Pyrénées-Atlantiques: communes entre toitures, terres agricoles et paysages
Le second verrou se situe hors des câbles. Dans les Pyrénées-Atlantiques, l’installation de panneaux solaires intervient dans un territoire à forte diversité, entre agglomérations, vallées, coteaux agricoles et espaces proches du littoral. Les surfaces déjà artificialisées, comme les parkings, les entrepôts ou les grandes toitures, sont recherchées en priorité. Elles ne suffisent pas toujours à répondre aux objectifs de production, ce qui déplace le débat vers les terrains ouverts.
Les projets au sol cristallisent les tensions autour des terres agricoles. Les exploitants voient parfois dans le solaire un revenu complémentaire, utile dans un contexte de coûts élevés et de transmission difficile. Les élus et les riverains interrogent, eux, la perte potentielle de surfaces productives, l’impact sur les paysages et la compatibilité avec les documents d’urbanisme. Entre Pau, Bayonne et Oloron-Sainte-Marie, les réalités locales varient fortement selon la pression foncière et l’activité agricole dominante.
L’agrivoltaïsme est présenté comme une voie de compromis lorsqu’il maintient une activité agricole réelle sous les panneaux. Le principe consiste à protéger certaines cultures, abriter des animaux ou réduire le stress hydrique, tout en produisant de l’électricité. La difficulté porte sur le contrôle effectif des projets. Les collectivités veulent éviter que le vocabulaire agricole serve à justifier des centrales solaires classiques sur des parcelles qui changeraient de vocation dans les faits.
Les communes disposent d’outils comme le PLUi, les avis des services de l’État et les procédures d’enquête publique. Leur rôle devient plus sensible à mesure que les demandes se multiplient. Accepter trop peu de projets ralentit la transition énergétique locale. En accepter trop sans cadre alimente la défiance des habitants. Les décisions les plus solides s’appuient désormais sur des priorités claires, toitures d’abord, parkings ensuite, foncier agricole sous conditions strictes, avec une information précoce des riverains.

Questions fréquentes
- Pourquoi les panneaux solaires saturent-ils certains secteurs des Pyrénées-Atlantiques ?
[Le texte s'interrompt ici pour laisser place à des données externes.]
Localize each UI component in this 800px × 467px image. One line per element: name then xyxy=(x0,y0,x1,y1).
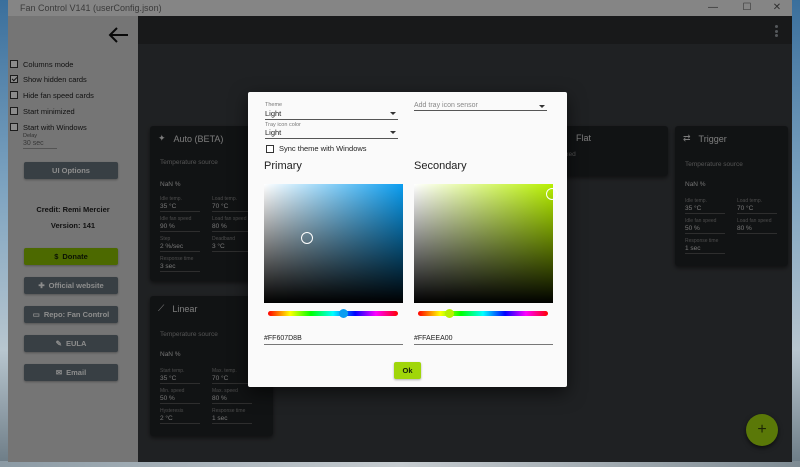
app-window: Fan Control V141 (userConfig.json) — ☐ ✕… xyxy=(8,0,792,462)
primary-title: Primary xyxy=(264,160,302,172)
secondary-hex-input[interactable]: #FFAEEA00 xyxy=(414,335,553,345)
tray-icon-sensor-select[interactable]: Add tray icon sensor xyxy=(414,102,547,111)
ok-button[interactable]: Ok xyxy=(394,362,421,379)
desktop-background-right xyxy=(792,0,800,467)
primary-color-palette[interactable] xyxy=(264,184,403,303)
tray-icon-color-select[interactable]: Light xyxy=(265,128,398,139)
theme-label: Theme xyxy=(265,102,283,108)
secondary-color-palette[interactable] xyxy=(414,184,558,303)
sync-theme-checkbox[interactable]: Sync theme with Windows xyxy=(266,144,367,153)
secondary-title: Secondary xyxy=(414,160,467,172)
primary-hex-input[interactable]: #FF607D8B xyxy=(264,335,403,345)
primary-hue-thumb[interactable] xyxy=(339,309,348,318)
theme-dialog: Theme Light Tray icon color Light Add tr… xyxy=(248,92,567,387)
primary-hue-slider[interactable] xyxy=(268,309,398,318)
secondary-hue-thumb[interactable] xyxy=(445,309,454,318)
secondary-hue-slider[interactable] xyxy=(418,309,548,318)
secondary-color-picker-handle[interactable] xyxy=(546,188,558,200)
desktop-background-left xyxy=(0,0,8,467)
theme-select[interactable]: Light xyxy=(265,109,398,120)
plus-icon: + xyxy=(757,421,767,438)
primary-color-picker-handle[interactable] xyxy=(301,232,313,244)
add-card-button[interactable]: + xyxy=(746,414,778,446)
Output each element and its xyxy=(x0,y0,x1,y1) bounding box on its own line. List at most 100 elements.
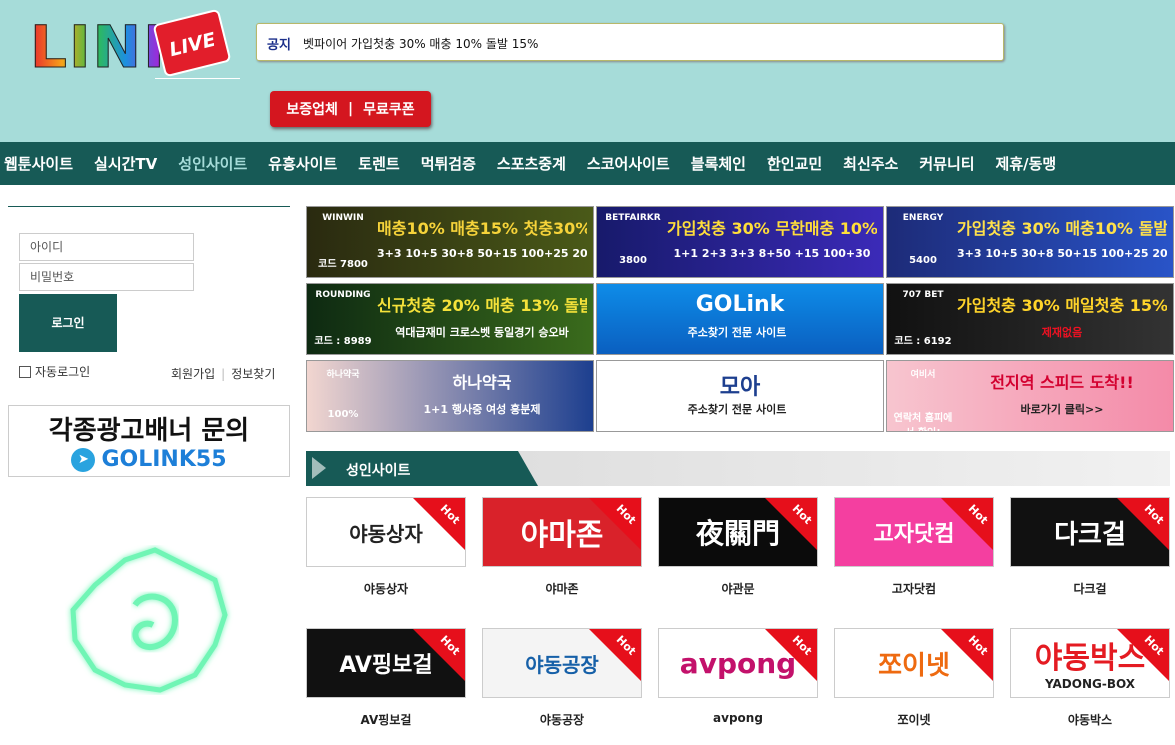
site-name-link[interactable]: 야동공장 xyxy=(482,711,642,728)
find-info-link[interactable]: 정보찾기 xyxy=(231,367,275,381)
nav-item[interactable]: 커뮤니티 xyxy=(919,153,974,174)
banner-subtext: 제재없음 xyxy=(1041,326,1083,339)
site-card[interactable]: AV핑보걸 Hot xyxy=(306,628,466,698)
site-name-link[interactable]: AV핑보걸 xyxy=(306,711,466,728)
auto-login-checkbox[interactable] xyxy=(19,365,31,378)
logo-underline xyxy=(155,78,240,79)
auto-login[interactable]: 자동로그인 xyxy=(19,363,90,380)
site-name-link[interactable]: 고자닷컴 xyxy=(834,580,994,597)
nav-item[interactable]: 웹툰사이트 xyxy=(4,153,73,174)
ad-banner[interactable]: 707 BET 가입첫충 30% 매일첫충 15% 제재없음 코드 : 6192 xyxy=(886,283,1174,355)
ad-banner[interactable]: ENERGY 가입첫충 30% 매충10% 돌발15% 3+3 10+5 30+8 … xyxy=(886,206,1174,278)
banner-subtext: 1+1 행사중 여성 흥분제 xyxy=(423,403,541,416)
ad-banner[interactable]: BETFAIRKR 가입첫충 30% 무한매충 10% 1+1 2+3 3+3 8+… xyxy=(596,206,884,278)
ad-banner[interactable]: WINWIN 매충10% 매충15% 첫충30% 3+3 10+5 30+8 50+… xyxy=(306,206,594,278)
site-card[interactable]: 쪼이넷 Hot xyxy=(834,628,994,698)
ad-banner[interactable]: ROUNDING 신규첫충 20% 매충 13% 돌발 15% 역대급재미 크로스벳… xyxy=(306,283,594,355)
banner-headline: 매충10% 매충15% 첫충30% xyxy=(377,219,587,238)
notice-label: 공지 xyxy=(267,38,291,53)
site-name-link[interactable]: avpong xyxy=(658,711,818,725)
password-input[interactable]: 비밀번호 xyxy=(19,263,194,291)
id-input[interactable]: 아이디 xyxy=(19,233,194,261)
ad-banner[interactable]: 모아모아주소찾기 전문 사이트 xyxy=(596,360,884,432)
hot-badge-label: Hot xyxy=(613,502,639,527)
ad-inquiry-id: GOLINK55 xyxy=(101,447,227,472)
site-card[interactable]: 야동공장 Hot xyxy=(482,628,642,698)
site-name-link[interactable]: 야마존 xyxy=(482,580,642,597)
hot-badge-label: Hot xyxy=(1141,502,1167,527)
site-name-link[interactable]: 야동상자 xyxy=(306,580,466,597)
nav-item[interactable]: 스포츠중계 xyxy=(497,153,566,174)
banner-subtext: 주소찾기 전문 사이트 xyxy=(687,326,787,339)
banner-subtext: 주소찾기 전문 사이트 xyxy=(687,403,787,416)
nav-item[interactable]: 성인사이트 xyxy=(178,153,247,174)
notice-text[interactable]: 벳파이어 가입첫충 30% 매충 10% 돌발 15% xyxy=(303,35,538,52)
nav-item[interactable]: 블록체인 xyxy=(691,153,746,174)
banner-code: 연락처 홈피에서 확인! xyxy=(893,413,953,431)
guarantee-link[interactable]: 보증업체 xyxy=(286,99,338,119)
site-card[interactable]: 夜關門 Hot xyxy=(658,497,818,567)
site-card[interactable]: 야마존 Hot xyxy=(482,497,642,567)
banner-code: 코드 7800 xyxy=(318,259,368,270)
hot-badge-label: Hot xyxy=(1141,633,1167,658)
nav-item[interactable]: 제휴/동맹 xyxy=(996,153,1057,174)
banner-subtext: 1+1 2+3 3+3 8+50 +15 100+30 xyxy=(673,247,871,260)
banner-subtext: 3+3 10+5 30+8 50+15 100+25 200+50 xyxy=(377,247,587,260)
glow-blob-image xyxy=(70,547,228,693)
section-deco-icon xyxy=(312,457,326,479)
login-box: 아이디 비밀번호 로그인 자동로그인 회원가입 | 정보찾기 xyxy=(8,206,290,386)
nav-item[interactable]: 토렌트 xyxy=(358,153,399,174)
ad-inquiry-title: 각종광고배너 문의 xyxy=(48,416,250,446)
site-name-link[interactable]: 야관문 xyxy=(658,580,818,597)
link-separator: | xyxy=(221,367,226,381)
button-separator: | xyxy=(347,101,354,117)
nav-item[interactable]: 최신주소 xyxy=(843,153,898,174)
site-card[interactable]: 야동상자 Hot xyxy=(306,497,466,567)
hot-badge-label: Hot xyxy=(965,633,991,658)
telegram-icon: ➤ xyxy=(71,447,96,472)
auto-login-label: 자동로그인 xyxy=(35,365,91,379)
nav-item[interactable]: 실시간TV xyxy=(94,153,157,174)
guarantee-coupon-button[interactable]: 보증업체 | 무료쿠폰 xyxy=(270,91,431,127)
main-nav: 웹툰사이트 실시간TV 성인사이트 유흥사이트 토렌트 먹튀검증 스포츠중계 스코어사이트 블록… xyxy=(0,142,1175,185)
hot-badge-label: Hot xyxy=(613,633,639,658)
banner-code: 3800 xyxy=(619,255,647,266)
banner-brand: 하나약국 xyxy=(326,370,360,380)
banner-brand: WINWIN xyxy=(322,213,364,223)
ad-banner[interactable]: 하나약국 하나약국 1+1 행사중 여성 흥분제 100% xyxy=(306,360,594,432)
site-name-link[interactable]: 야동박스 xyxy=(1010,711,1170,728)
site-card[interactable]: 야동박스 YADONG-BOX Hot xyxy=(1010,628,1170,698)
free-coupon-link[interactable]: 무료쿠폰 xyxy=(363,99,415,119)
ad-banner[interactable]: GOLinkGOLink주소찾기 전문 사이트 xyxy=(596,283,884,355)
nav-item[interactable]: 먹튀검증 xyxy=(421,153,476,174)
signup-link[interactable]: 회원가입 xyxy=(171,367,215,381)
site-name-link[interactable]: 다크걸 xyxy=(1010,580,1170,597)
banner-code: 코드 : 8989 xyxy=(314,336,372,347)
site-card[interactable]: 다크걸 Hot xyxy=(1010,497,1170,567)
hot-badge-label: Hot xyxy=(965,502,991,527)
banner-headline: 전지역 스피드 도착!! xyxy=(990,373,1134,392)
nav-item[interactable]: 유흥사이트 xyxy=(268,153,337,174)
banner-headline: 가입첫충 30% 매일첫충 15% xyxy=(957,296,1167,315)
nav-item[interactable]: 스코어사이트 xyxy=(587,153,670,174)
banner-code: 코드 : 6192 xyxy=(894,336,952,347)
site-logo[interactable]: LINK LIVE xyxy=(29,8,240,80)
site-header: LINK LIVE 공지 벳파이어 가입첫충 30% 매충 10% 돌발 15%… xyxy=(0,0,1175,142)
notice-bar[interactable]: 공지 벳파이어 가입첫충 30% 매충 10% 돌발 15% xyxy=(256,23,1004,61)
site-name-link[interactable]: 쪼이넷 xyxy=(834,711,994,728)
ad-inquiry-banner[interactable]: 각종광고배너 문의 ➤ GOLINK55 xyxy=(8,405,290,477)
nav-item[interactable]: 한인교민 xyxy=(767,153,822,174)
banner-code: 5400 xyxy=(909,255,937,266)
banner-brand: ENERGY xyxy=(902,213,944,223)
login-button[interactable]: 로그인 xyxy=(19,294,117,352)
ad-banner[interactable]: 여비서 전지역 스피드 도착!! 바로가기 클릭>> 연락처 홈피에서 확인! xyxy=(886,360,1174,432)
site-card[interactable]: avpong Hot xyxy=(658,628,818,698)
site-logo-subtext: YADONG-BOX xyxy=(1044,677,1136,691)
banner-headline: 가입첫충 30% 매충10% 돌발15% xyxy=(957,219,1167,238)
banner-subtext: 바로가기 클릭>> xyxy=(1020,403,1104,416)
banner-brand: BETFAIRKR xyxy=(605,213,661,223)
banner-headline: 하나약국 xyxy=(452,373,512,392)
banner-subtext: 3+3 10+5 30+8 50+15 100+25 200+50 xyxy=(957,247,1167,260)
banner-code: 100% xyxy=(327,409,359,420)
site-card[interactable]: 고자닷컴 Hot xyxy=(834,497,994,567)
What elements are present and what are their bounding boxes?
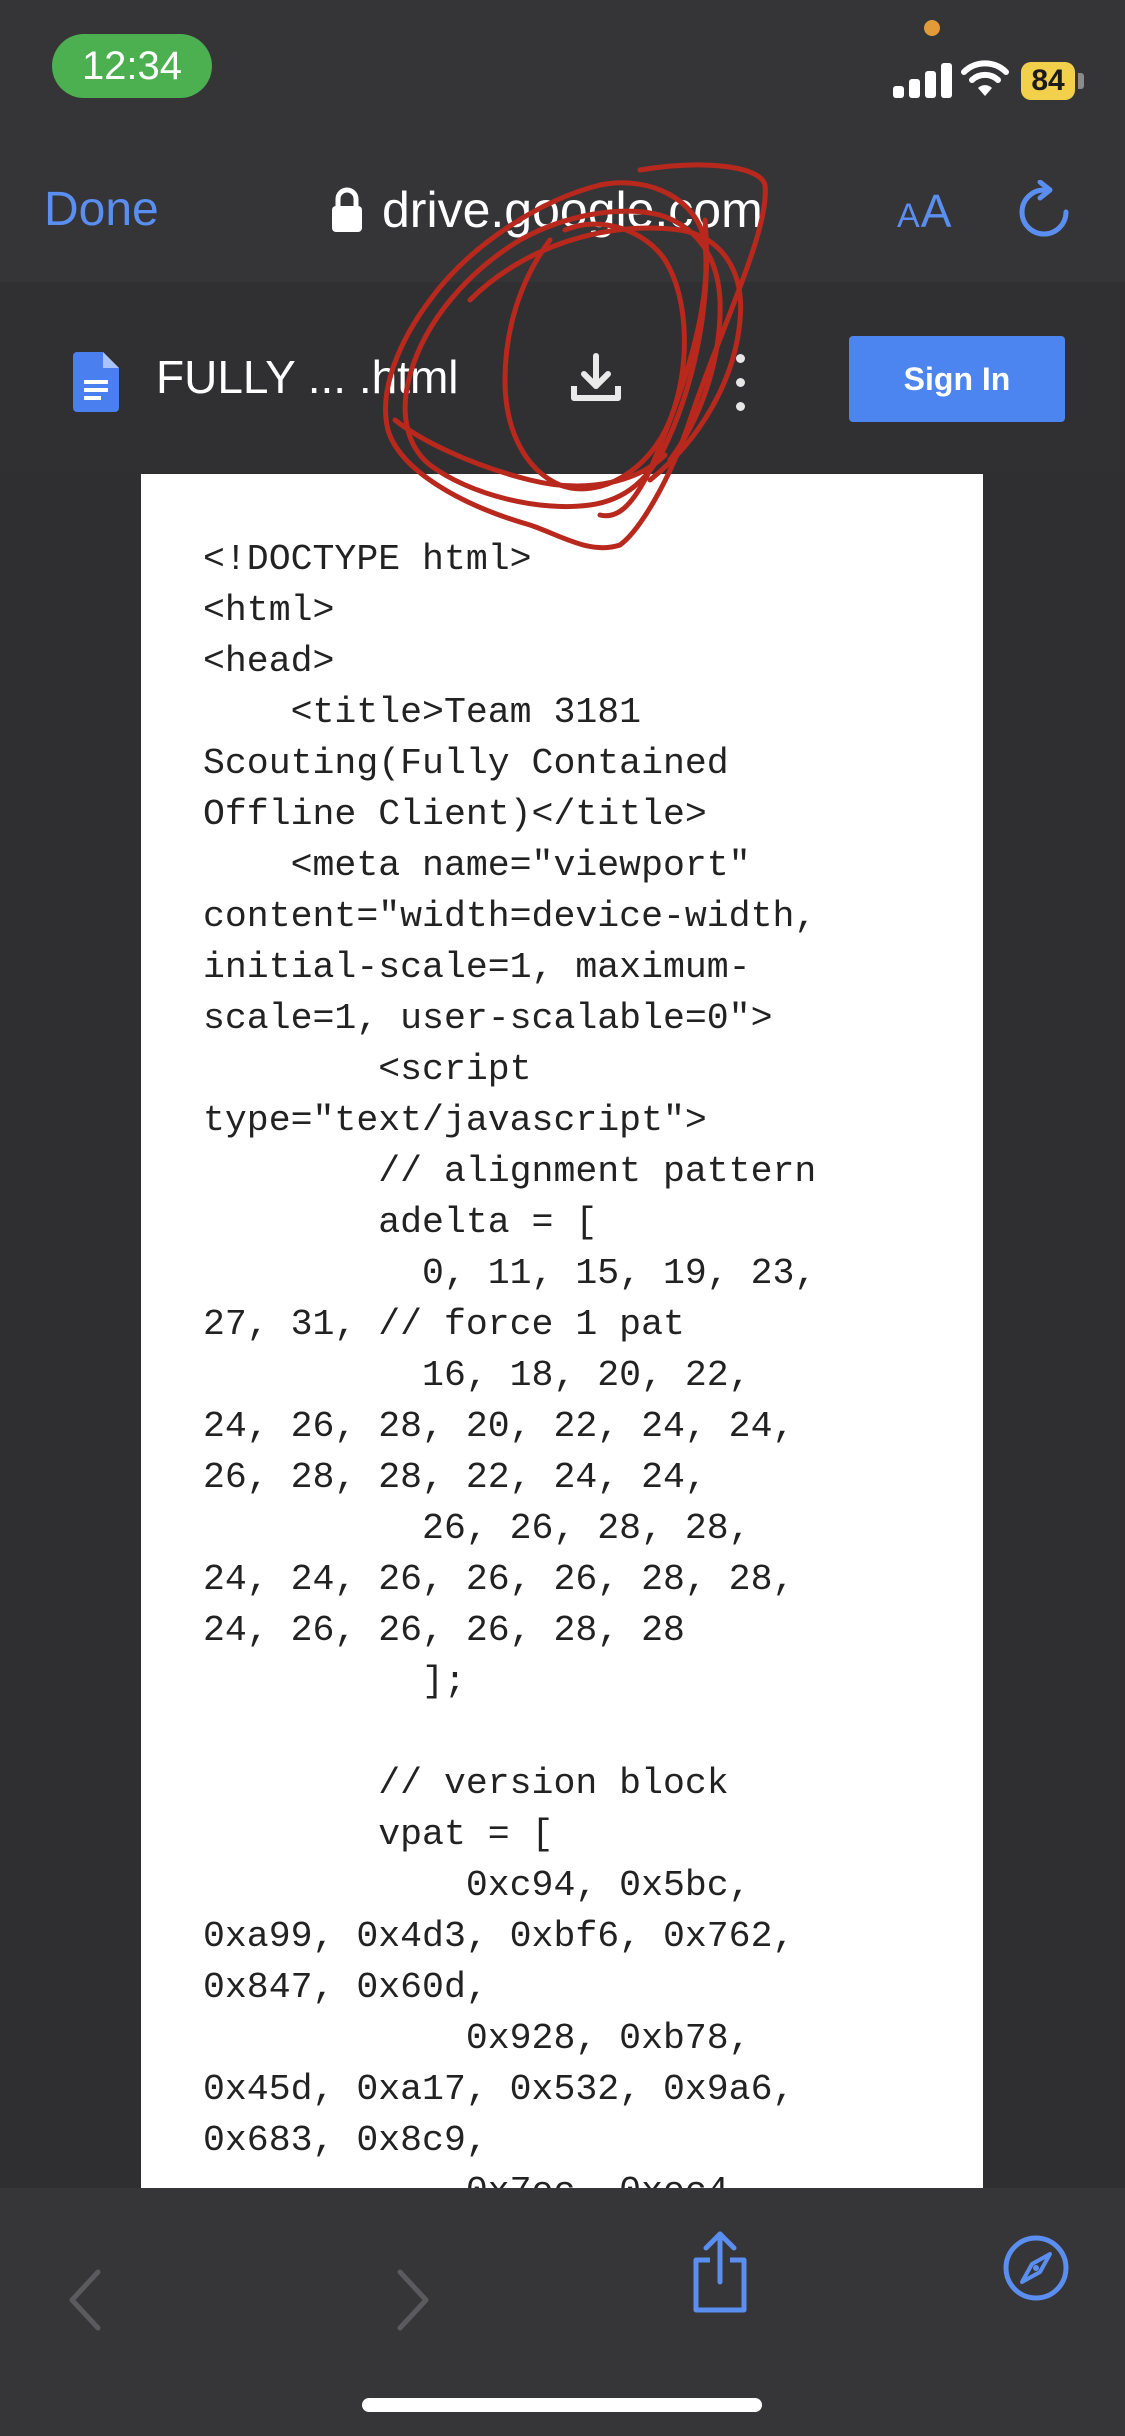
code-line: Offline Client)</title> bbox=[203, 794, 707, 835]
code-line: <title>Team 3181 bbox=[203, 692, 642, 733]
more-vertical-icon[interactable] bbox=[730, 348, 750, 418]
code-line: <meta name="viewport" bbox=[203, 845, 751, 886]
camera-indicator-dot bbox=[924, 20, 940, 36]
code-line: <html> bbox=[203, 590, 335, 631]
download-icon[interactable] bbox=[568, 350, 624, 406]
code-line: 0x683, 0x8c9, bbox=[203, 2120, 488, 2161]
code-line: 26, 28, 28, 22, 24, 24, bbox=[203, 1457, 707, 1498]
text-size-small-label: A bbox=[897, 197, 921, 235]
google-docs-icon bbox=[73, 352, 119, 412]
status-time: 12:34 bbox=[52, 34, 212, 98]
code-line: 0xc94, 0x5bc, bbox=[203, 1865, 751, 1906]
drive-file-header: FULLY ... .html Sign In bbox=[0, 282, 1125, 472]
cellular-signal-icon bbox=[893, 58, 953, 98]
code-line: initial-scale=1, maximum- bbox=[203, 947, 751, 988]
text-size-large-label: A bbox=[920, 185, 953, 237]
done-button[interactable]: Done bbox=[44, 182, 159, 237]
document-code-text: <!DOCTYPE html> <html> <head> <title>Tea… bbox=[203, 534, 816, 2188]
file-name: FULLY ... .html bbox=[156, 351, 459, 403]
code-line: 27, 31, // force 1 pat bbox=[203, 1304, 685, 1345]
battery-indicator: 84 bbox=[1021, 62, 1075, 100]
chevron-right-icon[interactable] bbox=[392, 2268, 432, 2332]
code-line: Scouting(Fully Contained bbox=[203, 743, 729, 784]
code-line: vpat = [ bbox=[203, 1814, 554, 1855]
battery-cap bbox=[1078, 73, 1084, 89]
wifi-icon bbox=[961, 60, 1009, 96]
url-field[interactable]: drive.google.com bbox=[330, 180, 763, 240]
code-line: 24, 26, 28, 20, 22, 24, 24, bbox=[203, 1406, 795, 1447]
code-line: <head> bbox=[203, 641, 335, 682]
code-line: 0x928, 0xb78, bbox=[203, 2018, 751, 2059]
code-line: 24, 24, 26, 26, 26, 28, 28, bbox=[203, 1559, 795, 1600]
share-icon[interactable] bbox=[688, 2230, 752, 2314]
code-line: adelta = [ bbox=[203, 1202, 598, 1243]
text-size-button[interactable]: AA bbox=[897, 184, 952, 238]
code-line: scale=1, user-scalable=0"> bbox=[203, 998, 773, 1039]
code-line: content="width=device-width, bbox=[203, 896, 817, 937]
document-preview: <!DOCTYPE html> <html> <head> <title>Tea… bbox=[141, 474, 983, 2188]
code-line: <!DOCTYPE html> bbox=[203, 539, 532, 580]
reload-icon[interactable] bbox=[1016, 180, 1072, 240]
code-line: 0, 11, 15, 19, 23, bbox=[203, 1253, 817, 1294]
lock-icon bbox=[332, 187, 362, 232]
code-line: <script bbox=[203, 1049, 532, 1090]
code-line: 0x847, 0x60d, bbox=[203, 1967, 488, 2008]
code-line: 0x7ec, 0xec4, bbox=[203, 2171, 751, 2188]
browser-top-bar: Done drive.google.com AA bbox=[0, 130, 1125, 282]
code-line: ]; bbox=[203, 1661, 466, 1702]
code-line: 0x45d, 0xa17, 0x532, 0x9a6, bbox=[203, 2069, 795, 2110]
code-line: type="text/javascript"> bbox=[203, 1100, 707, 1141]
code-line: // alignment pattern bbox=[203, 1151, 817, 1192]
url-text: drive.google.com bbox=[382, 182, 763, 238]
compass-icon[interactable] bbox=[1002, 2234, 1070, 2302]
code-line: 24, 26, 26, 26, 28, 28 bbox=[203, 1610, 685, 1651]
chevron-left-icon[interactable] bbox=[66, 2268, 106, 2332]
sign-in-button[interactable]: Sign In bbox=[849, 336, 1065, 422]
home-indicator[interactable] bbox=[362, 2398, 762, 2412]
code-line: 16, 18, 20, 22, bbox=[203, 1355, 751, 1396]
code-line: 0xa99, 0x4d3, 0xbf6, 0x762, bbox=[203, 1916, 795, 1957]
code-line: // version block bbox=[203, 1763, 729, 1804]
code-line: 26, 26, 28, 28, bbox=[203, 1508, 751, 1549]
status-bar: 12:34 84 bbox=[0, 0, 1125, 130]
- La saturation vient surtout de la concentration des demandes de raccordement, de la capacité limitée de certaines lignes électriques et de la multiplication des projets sur des zones où les infrastructures n’étaient pas dimensionnées pour une forte production locale.
- L’autoconsommation permet-elle d’éviter les problèmes de raccordement ?
- Elle peut réduire la quantité d’électricité injectée sur le réseau et limiter certaines contraintes techniques. Elle ne supprime pas toujours le besoin de raccordement, surtout lorsque l’installation produit davantage que la consommation du site.
- Pourquoi les communes encadrent-elles davantage les projets solaires au sol ?
- Les communes cherchent à préserver les terres agricoles, les paysages et la cohérence de l’urbanisme local. Elles privilégient souvent les toitures, les parkings et les surfaces déjà artificialisées avant d’examiner les terrains ouverts.
À retenir
- Le raccordement au réseau ralentit une partie des projets photovoltaïques.
- Les postes électriques locaux doivent parfois être renforcés.
- Les communes privilégient les toitures et parkings avant les terres agricoles.
- L’agrivoltaïsme reste accepté sous conditions de maintien agricole.